Related to that case,
Trachtenberg highlighted nonresident audit guidelines, which were
updated in December 2021. Prior to tax year 2022, New York interpreted
permanent place of abode (PPA) to mean a period exceeding 11 months.
Now, New York defines "substantially all of the year" for purposes of
PPA to mean a period exceeding 10 months, a decrease in one month.

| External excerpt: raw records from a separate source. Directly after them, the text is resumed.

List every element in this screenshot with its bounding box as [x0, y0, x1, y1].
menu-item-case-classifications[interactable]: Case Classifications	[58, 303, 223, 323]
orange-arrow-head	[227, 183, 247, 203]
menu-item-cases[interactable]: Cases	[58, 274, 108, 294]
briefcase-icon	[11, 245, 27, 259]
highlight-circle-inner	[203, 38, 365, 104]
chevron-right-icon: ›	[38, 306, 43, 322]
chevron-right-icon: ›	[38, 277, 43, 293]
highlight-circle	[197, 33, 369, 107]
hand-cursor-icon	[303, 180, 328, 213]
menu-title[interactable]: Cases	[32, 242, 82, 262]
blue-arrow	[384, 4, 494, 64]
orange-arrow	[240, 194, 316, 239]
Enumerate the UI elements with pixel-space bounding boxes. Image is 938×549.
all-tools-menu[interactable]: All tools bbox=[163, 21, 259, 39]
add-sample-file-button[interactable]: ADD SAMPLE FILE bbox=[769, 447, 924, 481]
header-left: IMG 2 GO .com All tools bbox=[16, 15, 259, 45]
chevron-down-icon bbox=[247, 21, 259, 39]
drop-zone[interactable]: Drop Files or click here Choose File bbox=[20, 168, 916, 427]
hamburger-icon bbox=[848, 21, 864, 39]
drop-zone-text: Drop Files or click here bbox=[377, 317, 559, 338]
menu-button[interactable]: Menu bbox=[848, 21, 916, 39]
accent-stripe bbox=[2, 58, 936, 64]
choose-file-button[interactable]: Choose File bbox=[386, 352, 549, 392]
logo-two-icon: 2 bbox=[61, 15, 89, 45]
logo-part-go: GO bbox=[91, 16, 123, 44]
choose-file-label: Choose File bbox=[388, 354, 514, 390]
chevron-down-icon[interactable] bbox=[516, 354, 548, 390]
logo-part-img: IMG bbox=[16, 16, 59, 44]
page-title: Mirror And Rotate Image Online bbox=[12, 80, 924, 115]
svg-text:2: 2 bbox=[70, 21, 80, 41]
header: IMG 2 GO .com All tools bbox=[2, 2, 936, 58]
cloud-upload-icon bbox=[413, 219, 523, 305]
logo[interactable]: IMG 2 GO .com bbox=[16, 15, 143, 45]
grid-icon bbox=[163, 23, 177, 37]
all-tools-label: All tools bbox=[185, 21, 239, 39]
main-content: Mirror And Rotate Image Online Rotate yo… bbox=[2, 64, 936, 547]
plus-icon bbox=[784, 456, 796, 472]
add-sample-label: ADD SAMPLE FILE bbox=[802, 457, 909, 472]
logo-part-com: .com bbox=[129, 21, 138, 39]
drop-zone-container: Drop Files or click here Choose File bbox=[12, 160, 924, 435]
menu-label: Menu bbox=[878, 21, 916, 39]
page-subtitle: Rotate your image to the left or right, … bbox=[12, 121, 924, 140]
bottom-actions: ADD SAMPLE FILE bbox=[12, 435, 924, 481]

Zal Kumar, a state and local tax partner at law firm Mayer Brown, followed Trachtenberg with a presentation on New York City tax updates.
Starting
with discussion of some legislative changes for New York business
taxes, he cited a bill signed into law by Gov, Hochul at the end of
August. The new law “relates to certain grants as taxable income, the imposition
of the business corporation tax, the credit of certain overpayments of
tax, the disclosure of owners of LLCs, and the city pass-through entity
tax,” according to the text of the bill, L. 2022, S9454 (c.555). The
importance of the bill, as Kumar saw it, is that partnerships that are “deriving receipts
from activity within the city” may create a nexus for their corporate
partners, creating a conflict with positions New York City is taking on
audit.
He also highlighted a change in the real property
transfer tax that treats the exchange of real estate as two taxable
events, and a change in the commercial rent tax that allows a subtenant to
deduct co-working membership fees if the occupancy exceeds the de minimus threshold of 14 days a year.
Kumar
urged the attendees to pay attention to two pending issues: New York
City apportionment of partnership income for corporate partners, and
realtors experiencing limits under the False Claims Act.
Also during the session, Chaim Kofinas, director at Katz Sapper & Miller, presented New Jersey tax updates, and Luke T. Tashijian, an attorney and partner at Whitman Breed Abbott & Morgan LLC, presented Connecticut tax updates.